Safe Sets ® Initiative: Advocate pushes for more safety protocols
ALBUQUERQUE, N.M. – Could New Mexico see changes, at the state level, to make film sets and those who work on them, safer? One woman isn’t waiting on those decisions to be made, she’s trying to get ahead of it now.
Laura Dale, foley artist and founder of the Safe Set ® Initiative, was a victim of sexual harassment on a film set years ago – and then became dedicated to making sets safer for everyone. But after last week, she’s taking a hard look at that really means – and how she can include gun safety, too. Halyna Hutchins’ death shook Dale to her core.
"Those people went so rogue, from what the norm is in New Mexico, that a lot of the working, really high-level professionals I know don’t even know what to say,” said Dale.
Right now, she’s a foley artist, adding every day, human sound effects to film.
"New Mexico has one of the best film industries in the country. And what makes me so angry about what happened on that “Rust” set, is that people then start to think, ‘oh that’s how we run our sets,’" Dale said.
"This should not ever have happened. New Mexico doesn’t do this this way. So how did we lose sight of this group? How did this get past our radar?"
Dale plans to focus on answering those questions – and expand on the impact she’s made on sets for years now. She started Safe Sets ®in New Mexico in 2017 – to tackle sexual harassment and abuse of power on sets. After last week’s shooting on the “Rust” set, she’s reconsidering her mission.
"I need to rethink the parameters of what on-set safety actually is. I need to think about it in terms of just what’s the power imbalance dynamic whether it’s in gun safety, or whether it’s in a sex scene, or whether it’s in a key grip being harassed by their boss, whatever that– it’s all the same power dynamic,” she said.

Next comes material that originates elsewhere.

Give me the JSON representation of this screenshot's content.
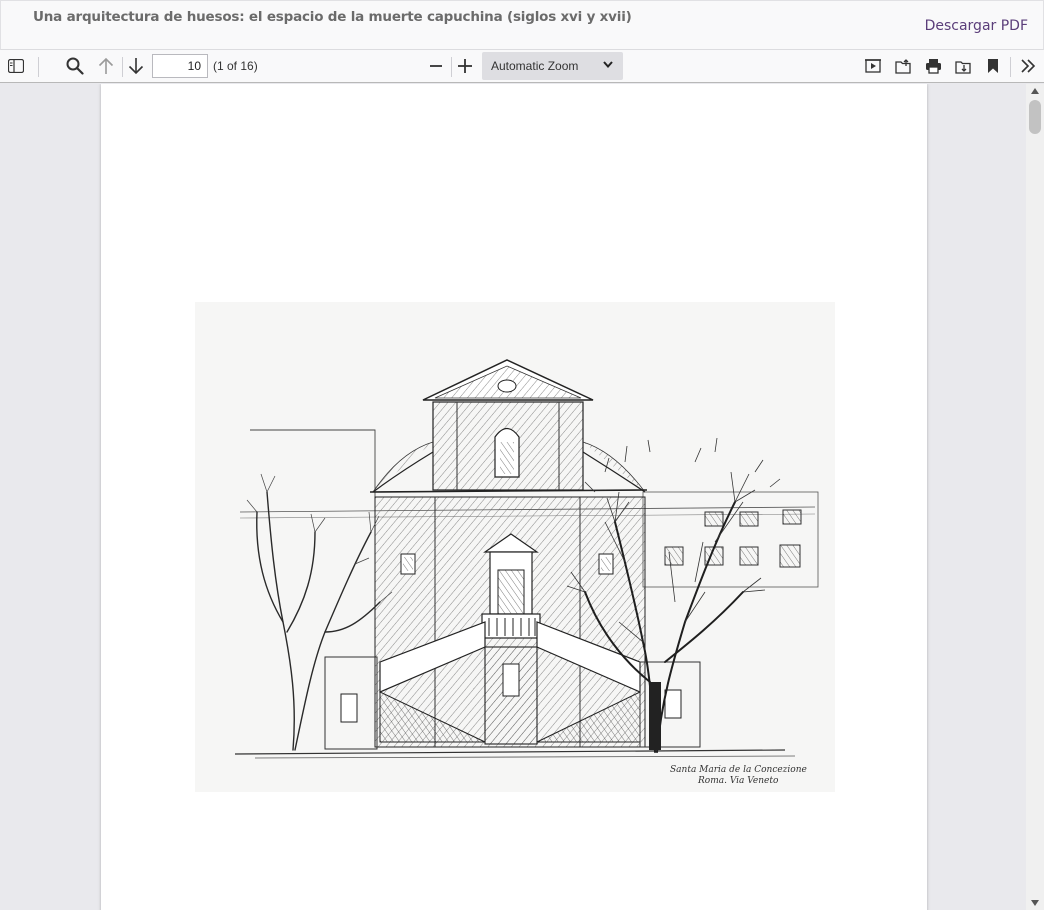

Dale said the same solutions to fight sexual harassment apply to all dangers on sets – beginning with allies.
"If there’s five witnesses, what allyship says is we all saw this, we agree on the story, we are going to group report.”
She also believes rape crisis centers in remote areas across our state can play an important role.
"If we just train them a little bit extra, how to answer crisis lines for film, we could get those actors into trauma treatment. We could have the proper channels for reporting, we could have all these things and that infrastructure is already there."
Dale isn’t just putting in the work for those in the industry– she said she’s doing it for who they just lost.
"I wanna take the loss of that person into something really powerful. I want to her to absolutely not have died in vain.”
The New Mexico Film Office says it does not have information to share on the future of the state’s film industry, or changes this tragedy could spark, at this time.